P.S. I am aware that at least one family in my neighborhood has/had CV-19 and it’s likely two.
I misinterpreted your use of “locally” to mean “sub-county”, sorry about that. I would say then, that all the data you want is already available, although not always in easily digestable form. As this continues, the data presentation will become more standardized, due to insurance, state, and CDC reporting guidelines becoming better defined. I have a friend who does insurance coding (at the meta level, as well as as some individual doctors) for major health systems, and she tells me that the insurance companies are changing on a daily basis right now in what they want, and what they send out. But it is starting to settle out.

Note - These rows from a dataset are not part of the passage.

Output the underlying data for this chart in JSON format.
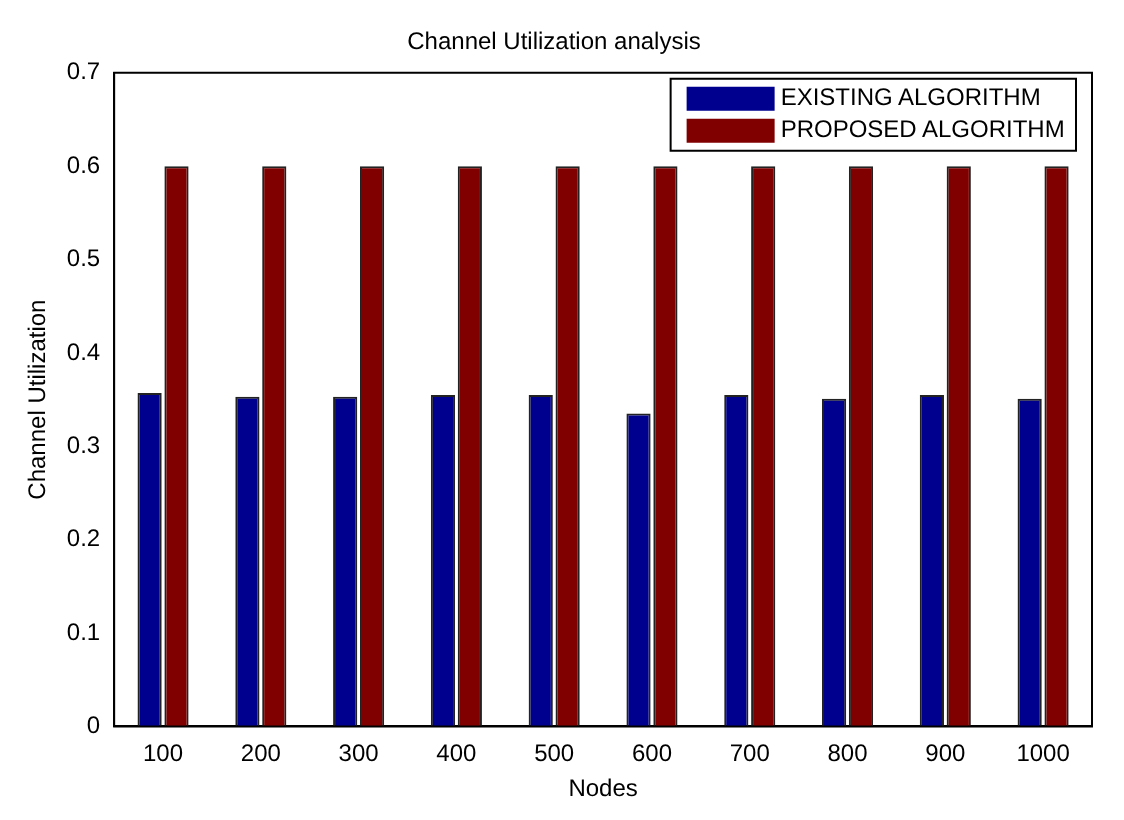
{
  "chart_data": {
    "type": "bar",
    "title": "Channel Utilization analysis",
    "xlabel": "Nodes",
    "ylabel": "Channel Utilization",
    "categories": [
      "100",
      "200",
      "300",
      "400",
      "500",
      "600",
      "700",
      "800",
      "900",
      "1000"
    ],
    "series": [
      {
        "name": "EXISTING ALGORITHM",
        "color": "#00008f",
        "values": [
          0.357,
          0.353,
          0.353,
          0.355,
          0.355,
          0.335,
          0.355,
          0.351,
          0.355,
          0.351
        ]
      },
      {
        "name": "PROPOSED ALGORITHM",
        "color": "#800000",
        "values": [
          0.6,
          0.6,
          0.6,
          0.6,
          0.6,
          0.6,
          0.6,
          0.6,
          0.6,
          0.6
        ]
      }
    ],
    "ylim": [
      0,
      0.7
    ],
    "yticks": [
      0,
      0.1,
      0.2,
      0.3,
      0.4,
      0.5,
      0.6,
      0.7
    ],
    "grid": false,
    "legend": "top right"
  }
}
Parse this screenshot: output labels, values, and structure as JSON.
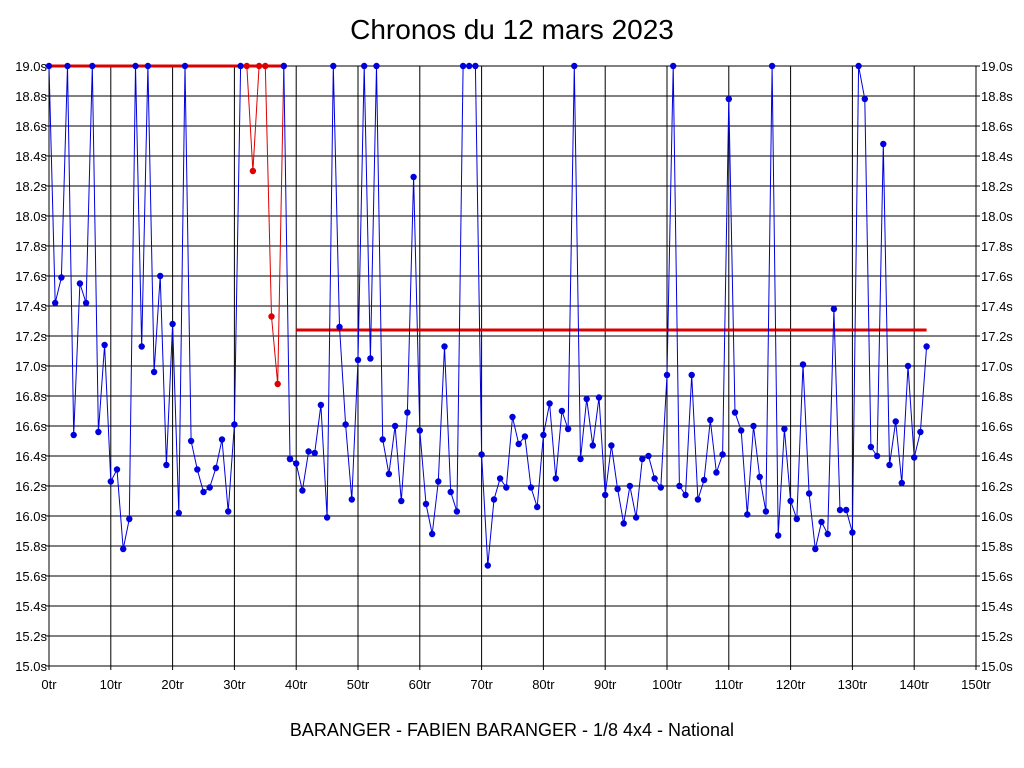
{
  "chart_data": {
    "type": "line",
    "title": "Chronos du 12 mars 2023",
    "subtitle": "BARANGER - FABIEN BARANGER - 1/8 4x4 - National",
    "xlim": [
      0,
      150
    ],
    "ylim": [
      15.0,
      19.0
    ],
    "x_tick_values": [
      0,
      10,
      20,
      30,
      40,
      50,
      60,
      70,
      80,
      90,
      100,
      110,
      120,
      130,
      140,
      150
    ],
    "x_tick_labels": [
      "0tr",
      "10tr",
      "20tr",
      "30tr",
      "40tr",
      "50tr",
      "60tr",
      "70tr",
      "80tr",
      "90tr",
      "100tr",
      "110tr",
      "120tr",
      "130tr",
      "140tr",
      "150tr"
    ],
    "y_tick_values": [
      15.0,
      15.2,
      15.4,
      15.6,
      15.8,
      16.0,
      16.2,
      16.4,
      16.6,
      16.8,
      17.0,
      17.2,
      17.4,
      17.6,
      17.8,
      18.0,
      18.2,
      18.4,
      18.6,
      18.8,
      19.0
    ],
    "y_tick_labels": [
      "15.0s",
      "15.2s",
      "15.4s",
      "15.6s",
      "15.8s",
      "16.0s",
      "16.2s",
      "16.4s",
      "16.6s",
      "16.8s",
      "17.0s",
      "17.2s",
      "17.4s",
      "17.6s",
      "17.8s",
      "18.0s",
      "18.2s",
      "18.4s",
      "18.6s",
      "18.8s",
      "19.0s"
    ],
    "grid": true,
    "series": [
      {
        "color": "#0000dd",
        "points": [
          [
            0,
            19.0
          ],
          [
            1,
            17.42
          ],
          [
            2,
            17.59
          ],
          [
            3,
            19.0
          ],
          [
            4,
            16.54
          ],
          [
            5,
            17.55
          ],
          [
            6,
            17.42
          ],
          [
            7,
            19.0
          ],
          [
            8,
            16.56
          ],
          [
            9,
            17.14
          ],
          [
            10,
            16.23
          ],
          [
            11,
            16.31
          ],
          [
            12,
            15.78
          ],
          [
            13,
            15.98
          ],
          [
            14,
            19.0
          ],
          [
            15,
            17.13
          ],
          [
            16,
            19.0
          ],
          [
            17,
            16.96
          ],
          [
            18,
            17.6
          ],
          [
            19,
            16.34
          ],
          [
            20,
            17.28
          ],
          [
            21,
            16.02
          ],
          [
            22,
            19.0
          ],
          [
            23,
            16.5
          ],
          [
            24,
            16.31
          ],
          [
            25,
            16.16
          ],
          [
            26,
            16.19
          ],
          [
            27,
            16.32
          ],
          [
            28,
            16.51
          ],
          [
            29,
            16.03
          ],
          [
            30,
            16.61
          ],
          [
            31,
            19.0
          ]
        ]
      },
      {
        "color": "#0000dd",
        "points": [
          [
            39,
            16.38
          ],
          [
            40,
            16.35
          ],
          [
            41,
            16.17
          ],
          [
            42,
            16.43
          ],
          [
            43,
            16.42
          ],
          [
            44,
            16.74
          ],
          [
            45,
            15.99
          ],
          [
            46,
            19.0
          ],
          [
            47,
            17.26
          ],
          [
            48,
            16.61
          ],
          [
            49,
            16.11
          ],
          [
            50,
            17.04
          ],
          [
            51,
            19.0
          ],
          [
            52,
            17.05
          ],
          [
            53,
            19.0
          ],
          [
            54,
            16.51
          ],
          [
            55,
            16.28
          ],
          [
            56,
            16.6
          ],
          [
            57,
            16.1
          ],
          [
            58,
            16.69
          ],
          [
            59,
            18.26
          ],
          [
            60,
            16.57
          ],
          [
            61,
            16.08
          ],
          [
            62,
            15.88
          ],
          [
            63,
            16.23
          ],
          [
            64,
            17.13
          ],
          [
            65,
            16.16
          ],
          [
            66,
            16.03
          ],
          [
            67,
            19.0
          ],
          [
            68,
            19.0
          ],
          [
            69,
            19.0
          ],
          [
            70,
            16.41
          ],
          [
            71,
            15.67
          ],
          [
            72,
            16.11
          ],
          [
            73,
            16.25
          ],
          [
            74,
            16.19
          ],
          [
            75,
            16.66
          ],
          [
            76,
            16.48
          ],
          [
            77,
            16.53
          ],
          [
            78,
            16.19
          ],
          [
            79,
            16.06
          ],
          [
            80,
            16.54
          ],
          [
            81,
            16.75
          ],
          [
            82,
            16.25
          ],
          [
            83,
            16.7
          ],
          [
            84,
            16.58
          ],
          [
            85,
            19.0
          ],
          [
            86,
            16.38
          ],
          [
            87,
            16.78
          ],
          [
            88,
            16.47
          ],
          [
            89,
            16.79
          ],
          [
            90,
            16.14
          ],
          [
            91,
            16.47
          ],
          [
            92,
            16.18
          ],
          [
            93,
            15.95
          ],
          [
            94,
            16.2
          ],
          [
            95,
            15.99
          ],
          [
            96,
            16.38
          ],
          [
            97,
            16.4
          ],
          [
            98,
            16.25
          ],
          [
            99,
            16.19
          ],
          [
            100,
            16.94
          ],
          [
            101,
            19.0
          ],
          [
            102,
            16.2
          ],
          [
            103,
            16.14
          ],
          [
            104,
            16.94
          ],
          [
            105,
            16.11
          ],
          [
            106,
            16.24
          ],
          [
            107,
            16.64
          ],
          [
            108,
            16.29
          ],
          [
            109,
            16.41
          ],
          [
            110,
            18.78
          ],
          [
            111,
            16.69
          ],
          [
            112,
            16.57
          ],
          [
            113,
            16.01
          ],
          [
            114,
            16.6
          ],
          [
            115,
            16.26
          ],
          [
            116,
            16.03
          ],
          [
            117,
            19.0
          ],
          [
            118,
            15.87
          ],
          [
            119,
            16.58
          ],
          [
            120,
            16.1
          ],
          [
            121,
            15.98
          ],
          [
            122,
            17.01
          ],
          [
            123,
            16.15
          ],
          [
            124,
            15.78
          ],
          [
            125,
            15.96
          ],
          [
            126,
            15.88
          ],
          [
            127,
            17.38
          ],
          [
            128,
            16.04
          ],
          [
            129,
            16.04
          ],
          [
            130,
            15.89
          ],
          [
            131,
            19.0
          ],
          [
            132,
            18.78
          ],
          [
            133,
            16.46
          ],
          [
            134,
            16.4
          ],
          [
            135,
            18.48
          ],
          [
            136,
            16.34
          ],
          [
            137,
            16.63
          ],
          [
            138,
            16.22
          ],
          [
            139,
            17.0
          ],
          [
            140,
            16.39
          ],
          [
            141,
            16.56
          ],
          [
            142,
            17.13
          ]
        ]
      },
      {
        "color": "#dd0000",
        "points": [
          [
            32,
            19.0
          ],
          [
            33,
            18.3
          ],
          [
            34,
            19.0
          ],
          [
            35,
            19.0
          ],
          [
            36,
            17.33
          ],
          [
            37,
            16.88
          ],
          [
            38,
            19.0
          ]
        ]
      },
      {
        "color": "#0000dd",
        "points": [
          [
            38,
            19.0
          ],
          [
            39,
            16.38
          ]
        ]
      }
    ],
    "reference_lines": [
      {
        "color": "#dd0000",
        "x": [
          0,
          38
        ],
        "y": 19.0
      },
      {
        "color": "#dd0000",
        "x": [
          40,
          142
        ],
        "y": 17.24
      }
    ]
  }
}
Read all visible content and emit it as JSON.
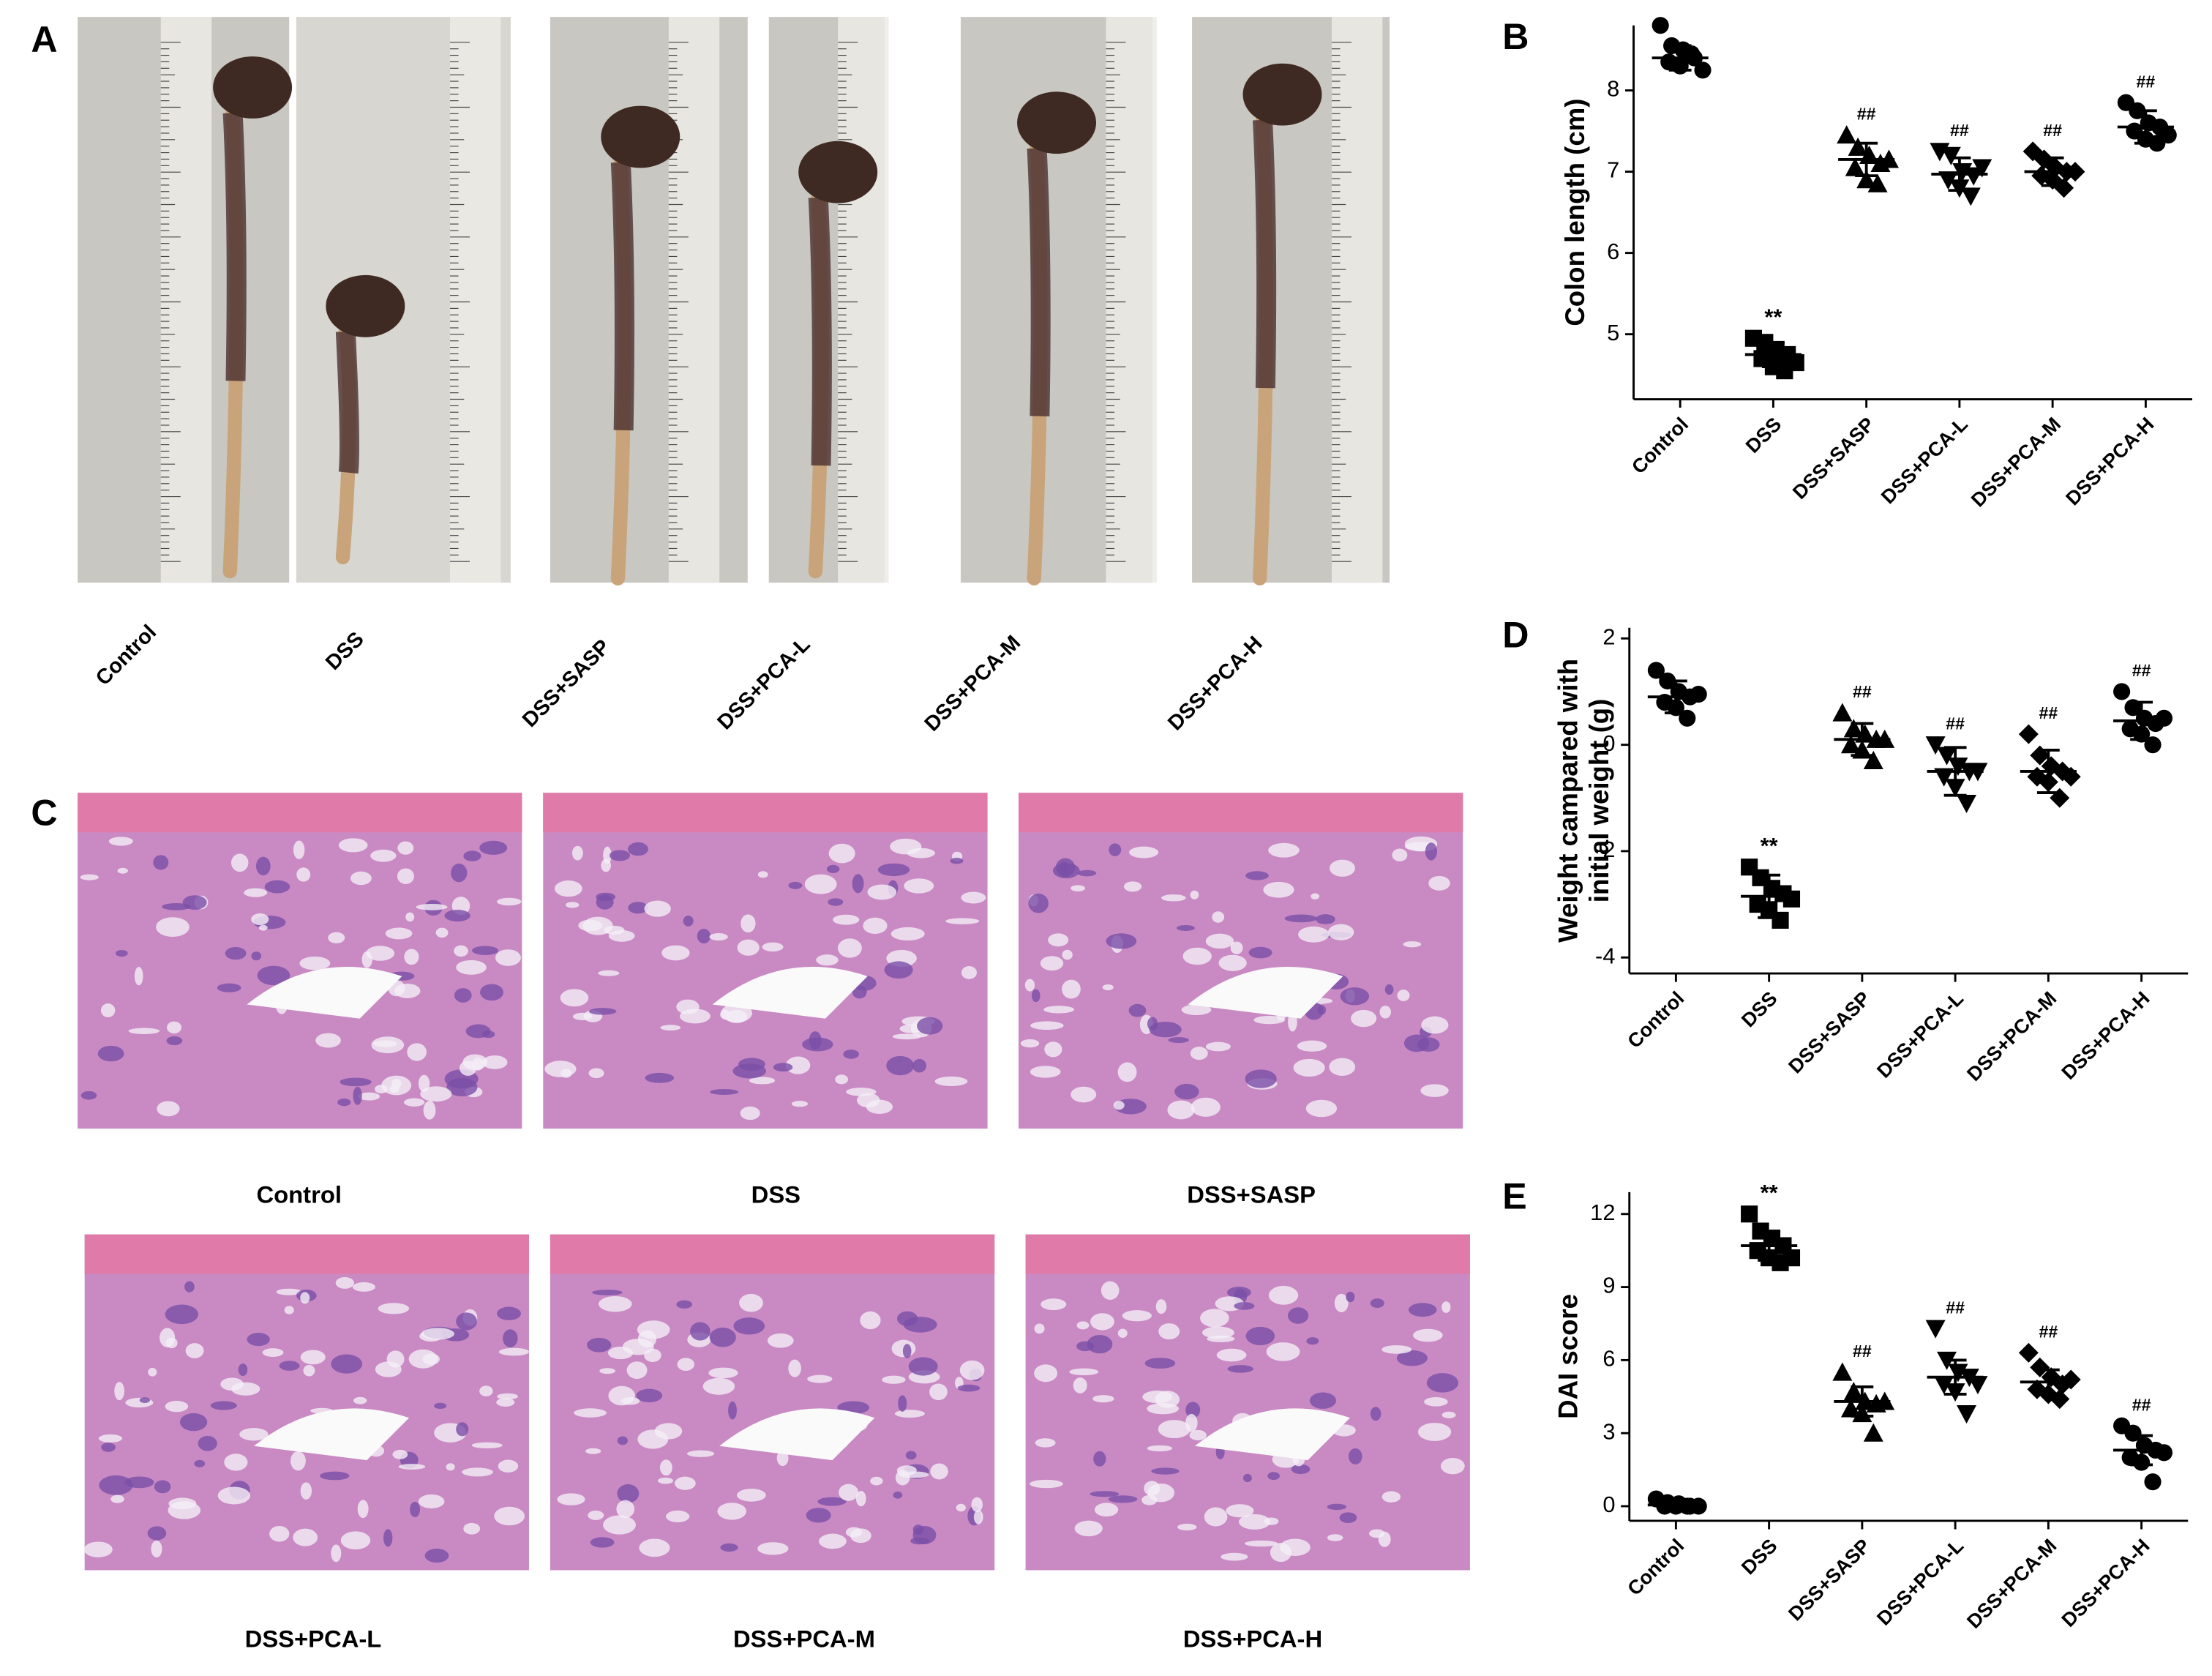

And in particular, the hospital data is definitely there, and reasonably well presented by the major counties, and summarized well at the state level. It’s looking like with the added beds, and reopening of closed facilities, and the slowed growth rate of covid-19, that the Bay Area is not going to overwhelm it’s hospitals, unless we end up with a shortage of nurses, doctors, etc. due to them getting severely ill (and there are early signs that might happen, with a significant percentage catching covid-19 outside the health system, that is, from families or friends, or other close contact outside the hospitals).
I don’t think interpreting the data even on a per-county basis makes a whole lot of sense, except as a way of evaluating different ways of handling issues. Regional (in terms of common movements of people, goods, presences of hospital systems) is probably more useful, and I think that’s why the Bay Area counties tried to standardize (at least at the 95% level) their requirements and recommendations. Clearly they are also trading info on how to present data (both internally and publicly).